Tailoring optical and electrical properties of thin-film coatings based on mixed Hf and Ti oxides for optoelectronic application

Abstract

In this work multi-magnetron sputtering stand was used for the deposition of the mixed oxides thin films based on HfO2 and TiO2. In order to obtain various material composition the power released to each magnetron (containing metallic hafnium and titanium targets) was precisely selected. Structural, surface, optical, electrical and mechanical properties of as-deposited coatings were analyzed. Depending on the hafnium content in the deposited thin films various types of the microstructure was obtained, i.e. HfO2-monoclinic, amorphous and TiO2-rutile. Increase of Ti content above 28at. % in the as-prepared mixed oxides coatings caused their amorphization. It was found that with an increase of Ti content in prepared coatings their surface roughness and simultaneously water contact angle decreased. Performed measurements of electrical properties revealed that the lowest leakage current density in the range of 10−7–10−8A/cm2 was obtained for amorphous coatings. Moreover, the tailoring of the dielectric constant was possible by a proper selection of material composition and microstructure of the deposited thin films.

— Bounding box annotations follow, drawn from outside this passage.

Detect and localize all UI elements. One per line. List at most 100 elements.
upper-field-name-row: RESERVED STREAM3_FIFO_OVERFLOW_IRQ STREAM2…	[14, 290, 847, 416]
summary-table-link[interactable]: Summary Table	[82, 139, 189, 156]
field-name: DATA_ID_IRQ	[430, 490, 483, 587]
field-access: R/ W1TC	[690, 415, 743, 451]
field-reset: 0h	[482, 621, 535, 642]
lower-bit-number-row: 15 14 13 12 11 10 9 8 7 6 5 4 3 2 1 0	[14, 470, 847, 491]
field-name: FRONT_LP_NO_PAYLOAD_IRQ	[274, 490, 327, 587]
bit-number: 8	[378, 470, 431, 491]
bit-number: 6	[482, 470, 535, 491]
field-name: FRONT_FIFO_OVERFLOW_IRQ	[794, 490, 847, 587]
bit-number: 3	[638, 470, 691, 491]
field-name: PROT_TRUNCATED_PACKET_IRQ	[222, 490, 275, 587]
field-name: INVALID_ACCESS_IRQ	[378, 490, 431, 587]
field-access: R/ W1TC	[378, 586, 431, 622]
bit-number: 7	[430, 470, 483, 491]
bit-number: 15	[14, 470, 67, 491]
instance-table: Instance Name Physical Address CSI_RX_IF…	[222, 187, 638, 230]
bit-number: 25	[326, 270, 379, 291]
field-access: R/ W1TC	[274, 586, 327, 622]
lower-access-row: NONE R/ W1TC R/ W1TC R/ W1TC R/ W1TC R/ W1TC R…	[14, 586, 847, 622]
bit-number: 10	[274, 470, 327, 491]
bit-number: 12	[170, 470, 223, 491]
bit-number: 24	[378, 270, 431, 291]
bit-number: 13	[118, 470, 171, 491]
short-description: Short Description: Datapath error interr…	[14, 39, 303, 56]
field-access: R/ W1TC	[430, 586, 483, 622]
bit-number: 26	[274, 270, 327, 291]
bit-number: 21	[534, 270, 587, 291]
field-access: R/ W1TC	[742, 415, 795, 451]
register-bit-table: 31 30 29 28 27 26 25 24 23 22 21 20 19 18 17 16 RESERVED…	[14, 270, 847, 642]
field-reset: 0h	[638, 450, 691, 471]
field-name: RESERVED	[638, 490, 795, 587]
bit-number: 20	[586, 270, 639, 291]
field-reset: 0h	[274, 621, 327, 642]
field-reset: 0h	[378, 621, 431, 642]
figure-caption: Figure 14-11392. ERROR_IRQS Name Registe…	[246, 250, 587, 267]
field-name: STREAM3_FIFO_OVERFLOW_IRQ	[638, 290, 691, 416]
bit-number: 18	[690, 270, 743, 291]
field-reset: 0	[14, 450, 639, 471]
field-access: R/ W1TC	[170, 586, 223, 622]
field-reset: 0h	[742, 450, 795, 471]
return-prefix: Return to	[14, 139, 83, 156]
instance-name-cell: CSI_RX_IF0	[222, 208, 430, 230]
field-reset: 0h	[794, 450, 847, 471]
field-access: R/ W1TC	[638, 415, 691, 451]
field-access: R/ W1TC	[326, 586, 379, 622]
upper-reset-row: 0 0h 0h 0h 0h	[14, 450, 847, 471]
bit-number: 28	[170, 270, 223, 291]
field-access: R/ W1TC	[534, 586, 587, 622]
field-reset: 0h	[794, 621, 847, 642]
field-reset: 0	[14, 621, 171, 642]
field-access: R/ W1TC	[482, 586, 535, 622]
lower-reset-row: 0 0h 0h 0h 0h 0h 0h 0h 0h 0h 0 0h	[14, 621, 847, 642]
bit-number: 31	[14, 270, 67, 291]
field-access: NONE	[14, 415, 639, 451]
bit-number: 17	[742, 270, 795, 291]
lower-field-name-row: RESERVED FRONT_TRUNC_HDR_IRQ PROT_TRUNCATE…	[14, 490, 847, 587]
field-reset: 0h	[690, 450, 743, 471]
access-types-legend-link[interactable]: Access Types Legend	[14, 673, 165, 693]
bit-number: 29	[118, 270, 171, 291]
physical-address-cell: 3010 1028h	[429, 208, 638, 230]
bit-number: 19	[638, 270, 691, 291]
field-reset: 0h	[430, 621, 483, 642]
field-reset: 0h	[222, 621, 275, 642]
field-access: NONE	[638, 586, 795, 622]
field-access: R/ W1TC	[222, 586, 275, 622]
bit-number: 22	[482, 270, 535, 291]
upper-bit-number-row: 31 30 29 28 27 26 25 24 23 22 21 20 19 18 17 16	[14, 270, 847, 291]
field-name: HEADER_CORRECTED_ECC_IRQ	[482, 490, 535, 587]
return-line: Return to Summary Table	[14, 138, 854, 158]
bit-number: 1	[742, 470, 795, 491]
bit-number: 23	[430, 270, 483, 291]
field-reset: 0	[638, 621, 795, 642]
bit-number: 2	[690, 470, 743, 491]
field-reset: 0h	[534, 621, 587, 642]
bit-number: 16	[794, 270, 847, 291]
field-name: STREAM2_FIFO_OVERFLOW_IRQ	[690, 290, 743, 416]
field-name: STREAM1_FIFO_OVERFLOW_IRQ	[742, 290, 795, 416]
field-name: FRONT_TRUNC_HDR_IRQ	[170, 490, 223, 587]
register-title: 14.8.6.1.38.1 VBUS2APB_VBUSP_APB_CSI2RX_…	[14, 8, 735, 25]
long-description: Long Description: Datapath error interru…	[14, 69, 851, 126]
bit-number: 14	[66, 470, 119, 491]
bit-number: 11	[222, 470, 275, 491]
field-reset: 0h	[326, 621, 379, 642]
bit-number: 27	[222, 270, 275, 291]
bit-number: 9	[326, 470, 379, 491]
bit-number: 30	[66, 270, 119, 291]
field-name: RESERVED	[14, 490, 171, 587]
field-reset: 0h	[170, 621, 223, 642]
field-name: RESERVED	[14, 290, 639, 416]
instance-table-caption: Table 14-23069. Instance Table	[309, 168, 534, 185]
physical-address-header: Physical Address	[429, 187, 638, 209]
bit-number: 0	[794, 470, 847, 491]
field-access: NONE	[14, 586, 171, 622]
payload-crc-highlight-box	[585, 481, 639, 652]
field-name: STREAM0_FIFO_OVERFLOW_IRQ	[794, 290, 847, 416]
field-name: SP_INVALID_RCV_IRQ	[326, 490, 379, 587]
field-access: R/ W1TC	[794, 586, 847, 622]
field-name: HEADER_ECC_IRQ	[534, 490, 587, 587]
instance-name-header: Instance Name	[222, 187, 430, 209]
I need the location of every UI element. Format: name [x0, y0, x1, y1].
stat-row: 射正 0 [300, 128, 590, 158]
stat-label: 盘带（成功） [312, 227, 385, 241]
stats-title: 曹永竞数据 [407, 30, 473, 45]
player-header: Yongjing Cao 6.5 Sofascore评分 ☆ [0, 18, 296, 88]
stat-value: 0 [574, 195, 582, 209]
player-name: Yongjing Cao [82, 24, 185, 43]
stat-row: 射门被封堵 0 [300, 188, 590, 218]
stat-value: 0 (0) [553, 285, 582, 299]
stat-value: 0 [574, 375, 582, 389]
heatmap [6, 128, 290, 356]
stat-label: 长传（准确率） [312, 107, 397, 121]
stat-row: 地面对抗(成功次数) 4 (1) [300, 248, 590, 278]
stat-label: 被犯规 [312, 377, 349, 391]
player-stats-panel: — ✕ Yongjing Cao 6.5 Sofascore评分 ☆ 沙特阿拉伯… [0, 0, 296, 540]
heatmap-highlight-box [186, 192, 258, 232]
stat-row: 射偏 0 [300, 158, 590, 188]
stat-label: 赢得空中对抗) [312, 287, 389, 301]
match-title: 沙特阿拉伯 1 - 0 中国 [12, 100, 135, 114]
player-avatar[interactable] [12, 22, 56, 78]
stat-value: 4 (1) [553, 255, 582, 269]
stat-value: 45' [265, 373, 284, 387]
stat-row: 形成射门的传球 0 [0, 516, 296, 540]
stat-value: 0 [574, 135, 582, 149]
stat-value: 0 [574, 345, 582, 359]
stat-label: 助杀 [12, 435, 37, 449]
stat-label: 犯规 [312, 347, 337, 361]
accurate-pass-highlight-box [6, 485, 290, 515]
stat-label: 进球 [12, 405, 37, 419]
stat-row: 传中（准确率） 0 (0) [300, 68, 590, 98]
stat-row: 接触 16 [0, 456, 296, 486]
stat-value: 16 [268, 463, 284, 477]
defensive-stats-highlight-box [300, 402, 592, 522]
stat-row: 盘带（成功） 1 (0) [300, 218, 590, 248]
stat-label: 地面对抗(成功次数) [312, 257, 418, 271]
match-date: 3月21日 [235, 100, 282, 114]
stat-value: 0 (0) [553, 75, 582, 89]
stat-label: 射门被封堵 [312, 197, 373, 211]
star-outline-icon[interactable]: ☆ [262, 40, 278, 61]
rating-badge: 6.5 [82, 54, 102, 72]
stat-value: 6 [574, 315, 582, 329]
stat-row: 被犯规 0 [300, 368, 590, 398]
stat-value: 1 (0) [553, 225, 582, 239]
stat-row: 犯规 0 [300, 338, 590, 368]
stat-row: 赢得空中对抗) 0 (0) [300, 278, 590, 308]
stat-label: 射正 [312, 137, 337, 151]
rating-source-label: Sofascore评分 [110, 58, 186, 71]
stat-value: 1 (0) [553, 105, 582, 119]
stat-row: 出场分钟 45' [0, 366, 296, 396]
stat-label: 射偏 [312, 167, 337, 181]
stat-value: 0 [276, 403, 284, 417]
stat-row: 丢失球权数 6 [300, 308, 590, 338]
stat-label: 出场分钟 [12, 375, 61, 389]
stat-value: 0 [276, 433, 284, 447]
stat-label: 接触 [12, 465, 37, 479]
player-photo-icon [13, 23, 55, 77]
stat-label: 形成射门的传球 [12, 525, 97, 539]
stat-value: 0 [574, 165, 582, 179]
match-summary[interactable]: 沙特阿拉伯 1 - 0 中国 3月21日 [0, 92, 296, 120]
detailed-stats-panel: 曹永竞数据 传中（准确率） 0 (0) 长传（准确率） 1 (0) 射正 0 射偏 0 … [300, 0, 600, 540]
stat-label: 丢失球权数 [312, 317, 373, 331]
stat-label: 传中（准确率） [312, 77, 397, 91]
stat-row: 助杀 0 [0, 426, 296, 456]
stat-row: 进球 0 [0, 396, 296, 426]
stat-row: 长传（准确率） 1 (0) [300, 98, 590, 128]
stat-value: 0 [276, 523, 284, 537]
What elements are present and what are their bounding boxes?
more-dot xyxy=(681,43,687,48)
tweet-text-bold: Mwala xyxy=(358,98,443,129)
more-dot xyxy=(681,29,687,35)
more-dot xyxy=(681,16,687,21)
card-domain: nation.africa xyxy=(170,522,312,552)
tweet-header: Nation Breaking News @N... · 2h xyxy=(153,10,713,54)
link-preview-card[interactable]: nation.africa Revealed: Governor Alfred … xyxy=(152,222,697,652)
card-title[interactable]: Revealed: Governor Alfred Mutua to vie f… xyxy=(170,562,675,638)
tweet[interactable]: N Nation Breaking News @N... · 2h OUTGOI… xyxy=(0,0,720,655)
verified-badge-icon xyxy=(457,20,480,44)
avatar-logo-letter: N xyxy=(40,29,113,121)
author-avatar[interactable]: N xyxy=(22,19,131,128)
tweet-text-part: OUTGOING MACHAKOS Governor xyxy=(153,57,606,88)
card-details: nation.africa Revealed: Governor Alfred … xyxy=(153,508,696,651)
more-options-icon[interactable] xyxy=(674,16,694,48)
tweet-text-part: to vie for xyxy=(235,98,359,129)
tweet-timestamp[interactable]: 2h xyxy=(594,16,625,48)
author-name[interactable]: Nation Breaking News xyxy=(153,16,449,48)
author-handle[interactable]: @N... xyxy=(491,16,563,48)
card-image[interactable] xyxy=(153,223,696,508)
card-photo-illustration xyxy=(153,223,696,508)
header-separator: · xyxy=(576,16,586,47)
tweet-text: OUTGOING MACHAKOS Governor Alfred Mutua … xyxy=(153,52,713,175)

Average transparency in the visible wavelength region was in the range of ca. 79–86%. The influence of material composition and structure on shifting of the fundamental absorption edge and optical band gap energy was also observed. The refractive index increased with an increase of Ti content, while extinction coefficient was the lowest for amorphous coatings. Additionally, hardness values were dependent on the material composition and optical packing density and were in the range from 7.6GPa to 10.1GPa.